Laporan dari Mainichi Shimbun, menurut analisis Cetro Trading Insight, mengungkapkan bahwa Perdana Menteri Sanae Takaichi menyatakan kekhawatiran terhadap kemungkinan kenaikan suku bunga lebih lanjut dari BoJ pada pertemuan 16 Februari dengan Gubernur Kazuo Ueda. Sikap politis seperti ini meningkatkan ketegangan dalam koordinasi antara pemerintah dan otoritas moneter. Gubernur BoJ menyatakan pembicaraan tersebut fokus pada perkembangan ekonomi dan finansial secara umum, tanpa permintaan kebijakan moneter spesifik. Pasar valuta asing segera merespons dengan sentimen hati-hati terkait arah kebijakan di masa mendatang.
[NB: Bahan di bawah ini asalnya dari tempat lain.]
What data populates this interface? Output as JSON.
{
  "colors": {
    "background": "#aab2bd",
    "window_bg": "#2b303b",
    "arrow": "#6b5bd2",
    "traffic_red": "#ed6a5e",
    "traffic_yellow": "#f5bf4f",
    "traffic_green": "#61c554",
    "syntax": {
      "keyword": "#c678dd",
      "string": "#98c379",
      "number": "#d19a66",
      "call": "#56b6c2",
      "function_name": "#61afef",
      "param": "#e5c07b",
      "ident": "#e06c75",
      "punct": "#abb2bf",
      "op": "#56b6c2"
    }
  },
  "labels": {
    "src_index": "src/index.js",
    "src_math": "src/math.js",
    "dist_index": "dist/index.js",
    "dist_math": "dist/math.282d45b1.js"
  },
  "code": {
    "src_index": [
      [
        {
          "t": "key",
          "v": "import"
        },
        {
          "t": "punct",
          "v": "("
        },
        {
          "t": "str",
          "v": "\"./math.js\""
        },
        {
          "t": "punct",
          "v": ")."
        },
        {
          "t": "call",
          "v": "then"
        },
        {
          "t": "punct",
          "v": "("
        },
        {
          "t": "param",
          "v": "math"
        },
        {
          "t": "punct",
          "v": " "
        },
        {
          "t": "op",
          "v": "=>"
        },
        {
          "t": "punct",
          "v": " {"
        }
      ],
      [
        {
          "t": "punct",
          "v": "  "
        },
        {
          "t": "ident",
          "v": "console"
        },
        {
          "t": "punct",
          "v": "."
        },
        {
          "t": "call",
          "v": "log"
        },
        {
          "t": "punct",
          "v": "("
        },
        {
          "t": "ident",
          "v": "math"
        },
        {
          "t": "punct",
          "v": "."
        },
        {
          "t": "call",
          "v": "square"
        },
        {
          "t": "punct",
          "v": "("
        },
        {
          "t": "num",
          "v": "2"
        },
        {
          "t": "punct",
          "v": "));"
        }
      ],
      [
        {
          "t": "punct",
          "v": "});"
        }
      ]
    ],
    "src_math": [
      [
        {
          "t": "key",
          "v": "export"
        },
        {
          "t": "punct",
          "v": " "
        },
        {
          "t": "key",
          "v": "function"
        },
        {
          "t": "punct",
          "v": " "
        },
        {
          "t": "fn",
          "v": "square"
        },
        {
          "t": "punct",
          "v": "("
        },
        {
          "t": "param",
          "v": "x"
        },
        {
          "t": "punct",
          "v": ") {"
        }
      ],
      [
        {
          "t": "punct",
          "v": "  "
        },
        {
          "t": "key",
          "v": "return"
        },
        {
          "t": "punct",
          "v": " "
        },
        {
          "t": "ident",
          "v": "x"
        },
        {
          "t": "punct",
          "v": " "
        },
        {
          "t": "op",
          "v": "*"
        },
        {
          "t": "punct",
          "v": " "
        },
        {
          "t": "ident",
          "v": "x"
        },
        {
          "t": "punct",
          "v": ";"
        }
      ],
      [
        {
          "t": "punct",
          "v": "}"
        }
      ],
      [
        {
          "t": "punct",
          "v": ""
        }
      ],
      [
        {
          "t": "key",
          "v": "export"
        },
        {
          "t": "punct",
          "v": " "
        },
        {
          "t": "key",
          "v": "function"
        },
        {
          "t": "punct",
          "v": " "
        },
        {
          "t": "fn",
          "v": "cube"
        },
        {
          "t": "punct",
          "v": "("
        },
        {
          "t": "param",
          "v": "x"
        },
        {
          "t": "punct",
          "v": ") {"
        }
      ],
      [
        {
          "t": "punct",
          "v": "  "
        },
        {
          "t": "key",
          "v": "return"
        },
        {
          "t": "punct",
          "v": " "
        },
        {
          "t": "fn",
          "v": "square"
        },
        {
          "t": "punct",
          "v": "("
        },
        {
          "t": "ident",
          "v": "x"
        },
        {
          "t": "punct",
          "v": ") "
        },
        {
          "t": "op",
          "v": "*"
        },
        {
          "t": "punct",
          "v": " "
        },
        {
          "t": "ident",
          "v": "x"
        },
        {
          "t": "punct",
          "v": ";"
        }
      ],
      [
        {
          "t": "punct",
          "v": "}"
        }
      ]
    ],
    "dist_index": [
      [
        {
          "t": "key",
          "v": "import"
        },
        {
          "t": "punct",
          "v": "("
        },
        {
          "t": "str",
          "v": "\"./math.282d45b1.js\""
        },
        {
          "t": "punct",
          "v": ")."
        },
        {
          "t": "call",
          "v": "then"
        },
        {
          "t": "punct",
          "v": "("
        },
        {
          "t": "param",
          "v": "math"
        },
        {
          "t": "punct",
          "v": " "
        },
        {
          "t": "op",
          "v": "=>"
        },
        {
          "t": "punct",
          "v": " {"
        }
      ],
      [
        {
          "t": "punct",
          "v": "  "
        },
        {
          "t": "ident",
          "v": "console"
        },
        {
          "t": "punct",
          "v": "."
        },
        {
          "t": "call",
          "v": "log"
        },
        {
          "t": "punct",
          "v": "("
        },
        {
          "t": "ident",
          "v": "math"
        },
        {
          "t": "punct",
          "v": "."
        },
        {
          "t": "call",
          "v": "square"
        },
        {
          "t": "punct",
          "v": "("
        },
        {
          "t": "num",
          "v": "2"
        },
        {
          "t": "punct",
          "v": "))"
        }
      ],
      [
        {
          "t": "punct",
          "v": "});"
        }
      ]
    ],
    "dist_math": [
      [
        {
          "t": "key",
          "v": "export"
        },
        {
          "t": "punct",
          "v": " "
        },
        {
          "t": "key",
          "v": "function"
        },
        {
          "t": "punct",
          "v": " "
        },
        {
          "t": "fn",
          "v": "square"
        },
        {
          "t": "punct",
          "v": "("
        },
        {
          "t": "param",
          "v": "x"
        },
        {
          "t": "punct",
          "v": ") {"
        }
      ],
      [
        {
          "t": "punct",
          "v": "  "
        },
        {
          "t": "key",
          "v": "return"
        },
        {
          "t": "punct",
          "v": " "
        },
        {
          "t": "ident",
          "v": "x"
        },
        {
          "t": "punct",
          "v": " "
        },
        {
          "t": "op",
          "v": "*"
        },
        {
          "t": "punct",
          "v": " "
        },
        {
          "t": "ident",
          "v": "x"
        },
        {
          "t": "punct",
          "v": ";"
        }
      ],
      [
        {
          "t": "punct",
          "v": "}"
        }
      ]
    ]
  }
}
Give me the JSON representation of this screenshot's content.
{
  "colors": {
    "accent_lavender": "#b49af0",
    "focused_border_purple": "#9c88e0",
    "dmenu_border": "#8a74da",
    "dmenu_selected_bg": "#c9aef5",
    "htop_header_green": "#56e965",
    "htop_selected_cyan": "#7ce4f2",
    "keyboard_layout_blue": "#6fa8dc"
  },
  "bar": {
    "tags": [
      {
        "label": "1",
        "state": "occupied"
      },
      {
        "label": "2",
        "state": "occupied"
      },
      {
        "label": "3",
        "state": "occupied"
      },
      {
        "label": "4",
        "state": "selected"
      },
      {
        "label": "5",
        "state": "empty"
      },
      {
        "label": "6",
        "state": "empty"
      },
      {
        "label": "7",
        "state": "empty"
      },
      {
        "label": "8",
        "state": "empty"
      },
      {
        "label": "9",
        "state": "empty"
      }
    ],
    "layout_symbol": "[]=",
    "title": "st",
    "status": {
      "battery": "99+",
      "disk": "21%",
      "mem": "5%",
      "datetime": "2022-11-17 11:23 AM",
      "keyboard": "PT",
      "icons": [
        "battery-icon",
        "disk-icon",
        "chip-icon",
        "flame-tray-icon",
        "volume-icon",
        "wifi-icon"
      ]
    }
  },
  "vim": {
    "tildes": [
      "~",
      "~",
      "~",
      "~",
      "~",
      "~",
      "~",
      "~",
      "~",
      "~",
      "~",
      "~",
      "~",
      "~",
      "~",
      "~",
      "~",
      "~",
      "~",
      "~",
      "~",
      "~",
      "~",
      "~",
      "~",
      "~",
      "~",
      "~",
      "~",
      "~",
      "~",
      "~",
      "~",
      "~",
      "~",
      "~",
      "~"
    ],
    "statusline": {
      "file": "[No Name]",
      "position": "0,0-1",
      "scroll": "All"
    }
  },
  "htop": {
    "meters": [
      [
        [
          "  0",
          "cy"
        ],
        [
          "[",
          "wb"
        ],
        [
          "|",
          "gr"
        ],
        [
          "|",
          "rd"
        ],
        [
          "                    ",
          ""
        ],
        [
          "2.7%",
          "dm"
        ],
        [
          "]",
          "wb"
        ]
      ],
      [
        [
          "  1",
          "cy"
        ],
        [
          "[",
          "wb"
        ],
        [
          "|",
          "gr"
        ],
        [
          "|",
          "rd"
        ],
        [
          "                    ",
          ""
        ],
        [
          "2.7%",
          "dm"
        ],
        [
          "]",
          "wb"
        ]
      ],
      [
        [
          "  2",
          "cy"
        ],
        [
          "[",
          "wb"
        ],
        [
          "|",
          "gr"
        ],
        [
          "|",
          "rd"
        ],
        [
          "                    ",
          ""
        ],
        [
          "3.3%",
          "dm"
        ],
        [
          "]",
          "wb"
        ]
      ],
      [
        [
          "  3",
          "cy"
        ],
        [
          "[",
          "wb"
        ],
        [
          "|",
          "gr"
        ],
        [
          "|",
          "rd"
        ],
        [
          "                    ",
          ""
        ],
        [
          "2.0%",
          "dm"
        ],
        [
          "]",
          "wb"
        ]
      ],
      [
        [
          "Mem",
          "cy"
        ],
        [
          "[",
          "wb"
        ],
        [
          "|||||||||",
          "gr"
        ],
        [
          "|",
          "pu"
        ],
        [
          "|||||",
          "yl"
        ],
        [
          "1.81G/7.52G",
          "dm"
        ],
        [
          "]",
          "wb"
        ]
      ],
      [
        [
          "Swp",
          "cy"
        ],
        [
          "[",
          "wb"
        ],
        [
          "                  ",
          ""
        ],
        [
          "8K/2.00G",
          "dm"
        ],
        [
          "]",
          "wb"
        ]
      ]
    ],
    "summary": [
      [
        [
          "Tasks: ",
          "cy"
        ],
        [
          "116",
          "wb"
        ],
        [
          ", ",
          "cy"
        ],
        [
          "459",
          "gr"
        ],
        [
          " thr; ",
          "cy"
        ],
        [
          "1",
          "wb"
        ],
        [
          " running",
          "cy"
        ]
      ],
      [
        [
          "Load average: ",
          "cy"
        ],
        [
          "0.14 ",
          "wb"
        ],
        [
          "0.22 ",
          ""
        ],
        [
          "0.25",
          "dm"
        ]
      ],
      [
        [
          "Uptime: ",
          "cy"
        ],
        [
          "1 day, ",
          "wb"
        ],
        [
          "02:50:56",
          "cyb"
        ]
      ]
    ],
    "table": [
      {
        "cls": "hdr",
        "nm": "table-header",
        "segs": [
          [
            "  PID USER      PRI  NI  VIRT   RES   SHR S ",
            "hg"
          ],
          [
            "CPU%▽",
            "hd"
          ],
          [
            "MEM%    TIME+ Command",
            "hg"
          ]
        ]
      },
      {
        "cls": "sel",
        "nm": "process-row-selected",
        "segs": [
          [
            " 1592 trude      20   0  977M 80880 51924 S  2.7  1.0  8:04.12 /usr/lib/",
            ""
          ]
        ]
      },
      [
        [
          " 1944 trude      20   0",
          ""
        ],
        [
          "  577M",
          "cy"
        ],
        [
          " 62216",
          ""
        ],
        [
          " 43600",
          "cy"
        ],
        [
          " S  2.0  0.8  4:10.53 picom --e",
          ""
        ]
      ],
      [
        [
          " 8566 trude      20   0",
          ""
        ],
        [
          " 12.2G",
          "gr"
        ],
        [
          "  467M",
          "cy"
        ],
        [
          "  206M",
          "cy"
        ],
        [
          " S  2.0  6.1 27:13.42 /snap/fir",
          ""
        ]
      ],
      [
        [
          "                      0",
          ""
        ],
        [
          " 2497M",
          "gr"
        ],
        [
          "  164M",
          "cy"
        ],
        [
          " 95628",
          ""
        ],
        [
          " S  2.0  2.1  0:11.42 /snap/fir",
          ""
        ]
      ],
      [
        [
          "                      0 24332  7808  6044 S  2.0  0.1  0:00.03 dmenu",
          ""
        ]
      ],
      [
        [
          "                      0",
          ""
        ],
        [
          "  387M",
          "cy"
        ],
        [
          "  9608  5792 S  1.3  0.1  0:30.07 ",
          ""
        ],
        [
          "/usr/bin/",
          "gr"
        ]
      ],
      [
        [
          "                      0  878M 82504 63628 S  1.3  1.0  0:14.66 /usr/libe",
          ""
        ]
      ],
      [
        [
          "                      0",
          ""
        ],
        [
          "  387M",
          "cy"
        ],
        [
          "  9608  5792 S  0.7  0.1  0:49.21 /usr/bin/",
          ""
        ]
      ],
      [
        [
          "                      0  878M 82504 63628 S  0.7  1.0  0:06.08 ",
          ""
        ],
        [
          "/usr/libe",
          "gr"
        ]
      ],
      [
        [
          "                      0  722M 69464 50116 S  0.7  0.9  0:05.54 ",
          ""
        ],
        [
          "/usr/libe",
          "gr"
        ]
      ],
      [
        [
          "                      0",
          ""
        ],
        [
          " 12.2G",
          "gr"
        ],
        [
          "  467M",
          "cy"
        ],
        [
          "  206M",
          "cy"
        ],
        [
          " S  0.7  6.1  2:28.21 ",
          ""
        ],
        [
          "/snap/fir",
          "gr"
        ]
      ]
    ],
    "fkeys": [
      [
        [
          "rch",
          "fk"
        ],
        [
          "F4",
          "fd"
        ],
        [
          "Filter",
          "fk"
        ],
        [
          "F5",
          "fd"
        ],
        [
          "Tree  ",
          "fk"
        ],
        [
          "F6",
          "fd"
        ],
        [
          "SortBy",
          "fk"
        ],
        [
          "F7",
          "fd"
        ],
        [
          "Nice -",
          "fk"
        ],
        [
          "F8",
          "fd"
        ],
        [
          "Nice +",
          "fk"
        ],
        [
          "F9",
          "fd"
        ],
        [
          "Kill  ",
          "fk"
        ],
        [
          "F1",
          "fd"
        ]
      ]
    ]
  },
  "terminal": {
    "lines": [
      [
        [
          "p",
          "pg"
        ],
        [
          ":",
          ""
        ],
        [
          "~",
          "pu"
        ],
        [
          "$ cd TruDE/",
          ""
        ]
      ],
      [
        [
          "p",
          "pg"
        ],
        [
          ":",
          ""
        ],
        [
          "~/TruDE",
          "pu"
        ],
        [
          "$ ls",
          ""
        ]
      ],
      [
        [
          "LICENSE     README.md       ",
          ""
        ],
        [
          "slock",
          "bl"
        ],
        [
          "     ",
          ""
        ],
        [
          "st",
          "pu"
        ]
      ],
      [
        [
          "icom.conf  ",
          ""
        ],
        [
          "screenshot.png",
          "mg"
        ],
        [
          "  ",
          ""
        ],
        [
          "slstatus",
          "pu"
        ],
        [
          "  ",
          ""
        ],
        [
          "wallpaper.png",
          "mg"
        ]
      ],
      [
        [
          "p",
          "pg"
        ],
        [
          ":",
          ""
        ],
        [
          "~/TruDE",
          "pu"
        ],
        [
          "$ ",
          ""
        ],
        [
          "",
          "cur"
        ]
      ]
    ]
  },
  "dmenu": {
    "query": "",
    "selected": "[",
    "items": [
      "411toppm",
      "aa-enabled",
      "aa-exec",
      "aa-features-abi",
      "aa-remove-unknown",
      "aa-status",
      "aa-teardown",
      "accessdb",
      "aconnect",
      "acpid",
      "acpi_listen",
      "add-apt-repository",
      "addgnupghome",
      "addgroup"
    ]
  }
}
Kepada BoJ, Cetro Trading Insight mencatat bahwa langkah ini dapat memperumit jadwal pengetatan kebijakan karena koordinasi antara pemerintahan yang kuat dan kebijakan moneter menjadi lebih sensitif. Analis menilai bahwa ketidakpastian politik bisa mengubah durasi dan arah kebijakan meskipun Gubernur Ueda menekankan fokus pada data ekonomi. Ketidakpastian tersebut juga menambah risiko terhadap ekspektasi pasar mengenai suku bunga jangka menengah.
Di sisi lain, perhatian pasar tertuju pada pergerakan USD/JPY yang menguat setelah Yen melemah tajam akibat laporan tersebut. USD rebound dari beberapa sesi penurunan terakhir, dan faktor lain seperti sentimen risiko global turut bermain. Dari perspektif Cetro Trading Insight, volatilitas pasangan mata uang ini bisa meningkat seiring perubahan kebijakan BoJ dan dinamika likuiditas pasar dolar.
Di pasar valuta asing, USD/JPY menguat hampir 1% dan diperdagangkan sekitar 156.20 pada jam perdagangan Eropa. Pergerakan ini didorong oleh pelemahan Yen serta reaksi terhadap dinamika kebijakan BoJ yang menimbulkan kekhawatiran terhadap arah kebijakan. Sinyal teknikal dan fundamental menunjukkan peluang bagi pemodal yang mengambil posisi long pada dolar terhadap yen, meski volatilitas tetap tinggi.
Sementara itu, para trader menanti rilis ADP Employment Change empat-minggu rata-rata serta pidato pejabat Federal Reserve sebagai panduan arah kebijakan moneter AS. Data itu bisa menggerakkan dolar jika tenaga kerja menunjukkan kekuatan atau jika isyarat kebijakan lebih tegas muncul. Dalam konteks ini, risiko terkait kebijakan perdagangan dan tarif AS juga menjadi faktor penting yang memengaruhi sentimen risiko global.
Selain itu, laporan media mengangkat pertimbangan baru mengenai tarif keamanan nasional yang mungkin diterapkan pemerintahan Trump setelah putusan Mahkamah Agung membatalkan beberapa tarif sebelumnya. Rencana ini, jika jadi, akan menambah ketidakpastian bagi arus perdagangan internasional dan memperkaya risiko bagi mata uang yang sensitif terhadap risiko geopolitik seperti USDJPY. Mengingat dinamika tersebut, pedagang diharapkan tetap memantau respons kebijakan AS serta faktor-faktor geopolitik yang dapat memicu volatilitas lebih lanjut.